Die „Frankfurter Rundschau“ berichtet:

Sieben Anklagen liegen gegen Neonazi vor

Es wird noch etwas dauern, bis die Hauptverhandlung gegen den Rechtsextremen Patrick W. aus Echzell beginnt. Grund ist eine weitere Anklage gegen den 26-Jährigen, die beim Landgericht Gießen eingegangen ist, wie Sprecherin Beate Bremer der FR mitteilte. Es müsse nun geprüft werden, ob diese mit den übrigen anhängigen Verfahren zusammengefasst werden könne. Zudem habe die Verteidigung, die den Empfang der Anklage bestätigte, nun Zeit, Stellung zu nehmen.

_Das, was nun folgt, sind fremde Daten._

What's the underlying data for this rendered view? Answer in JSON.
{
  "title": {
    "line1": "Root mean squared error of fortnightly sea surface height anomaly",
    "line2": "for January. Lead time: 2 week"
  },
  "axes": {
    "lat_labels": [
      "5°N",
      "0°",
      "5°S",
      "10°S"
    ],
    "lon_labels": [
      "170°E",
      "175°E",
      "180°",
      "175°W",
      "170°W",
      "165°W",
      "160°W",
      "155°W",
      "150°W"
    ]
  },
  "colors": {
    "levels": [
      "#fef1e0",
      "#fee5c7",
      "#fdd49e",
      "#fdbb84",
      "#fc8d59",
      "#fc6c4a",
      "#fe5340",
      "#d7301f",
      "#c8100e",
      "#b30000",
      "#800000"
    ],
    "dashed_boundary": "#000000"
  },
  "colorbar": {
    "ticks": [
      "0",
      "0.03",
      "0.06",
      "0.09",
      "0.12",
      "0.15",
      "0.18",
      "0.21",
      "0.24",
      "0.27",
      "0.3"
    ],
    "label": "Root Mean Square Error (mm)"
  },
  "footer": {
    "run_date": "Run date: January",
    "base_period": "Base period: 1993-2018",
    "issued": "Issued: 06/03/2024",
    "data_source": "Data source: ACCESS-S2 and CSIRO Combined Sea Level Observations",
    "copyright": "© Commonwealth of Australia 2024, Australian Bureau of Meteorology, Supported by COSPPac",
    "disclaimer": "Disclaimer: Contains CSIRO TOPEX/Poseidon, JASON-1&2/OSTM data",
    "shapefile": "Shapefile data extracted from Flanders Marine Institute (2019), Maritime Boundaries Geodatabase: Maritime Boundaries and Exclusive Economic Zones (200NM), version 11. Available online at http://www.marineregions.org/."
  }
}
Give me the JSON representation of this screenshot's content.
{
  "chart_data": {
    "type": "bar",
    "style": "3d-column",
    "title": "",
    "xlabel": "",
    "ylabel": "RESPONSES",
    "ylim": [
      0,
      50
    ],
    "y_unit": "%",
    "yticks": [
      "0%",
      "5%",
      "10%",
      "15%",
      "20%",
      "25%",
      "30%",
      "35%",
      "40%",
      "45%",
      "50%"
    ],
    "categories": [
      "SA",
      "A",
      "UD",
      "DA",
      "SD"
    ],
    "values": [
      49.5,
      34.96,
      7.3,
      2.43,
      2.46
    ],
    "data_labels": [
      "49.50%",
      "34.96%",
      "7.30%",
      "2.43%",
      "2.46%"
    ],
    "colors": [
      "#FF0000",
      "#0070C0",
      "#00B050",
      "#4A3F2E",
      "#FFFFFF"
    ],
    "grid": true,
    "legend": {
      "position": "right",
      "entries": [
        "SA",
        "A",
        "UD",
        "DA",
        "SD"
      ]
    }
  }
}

Verstöße gegen das Waffengesetz und gegen das Kriegswaffenkontrollgesetz seien Inhalt der neuen Anklage, so Bremer. Konkret handle es sich um ein Maschinengewehr sowie um eine Pistole, einen Revolver und einen Schießkugelschreiber, die W. ohne Erlaubnis besessen haben soll. Damit liegen mittlerweile sieben Anklagen gegen ihn vor. Fünf davon wurden von den Amtsgerichten Friedberg und Büdingen an das Landgericht überstellt. Zwei gingen direkt ans Landgericht: neben der jüngsten auch die „Ursprungsanklage“, so Bremer. Diese dreht sich um Drogen.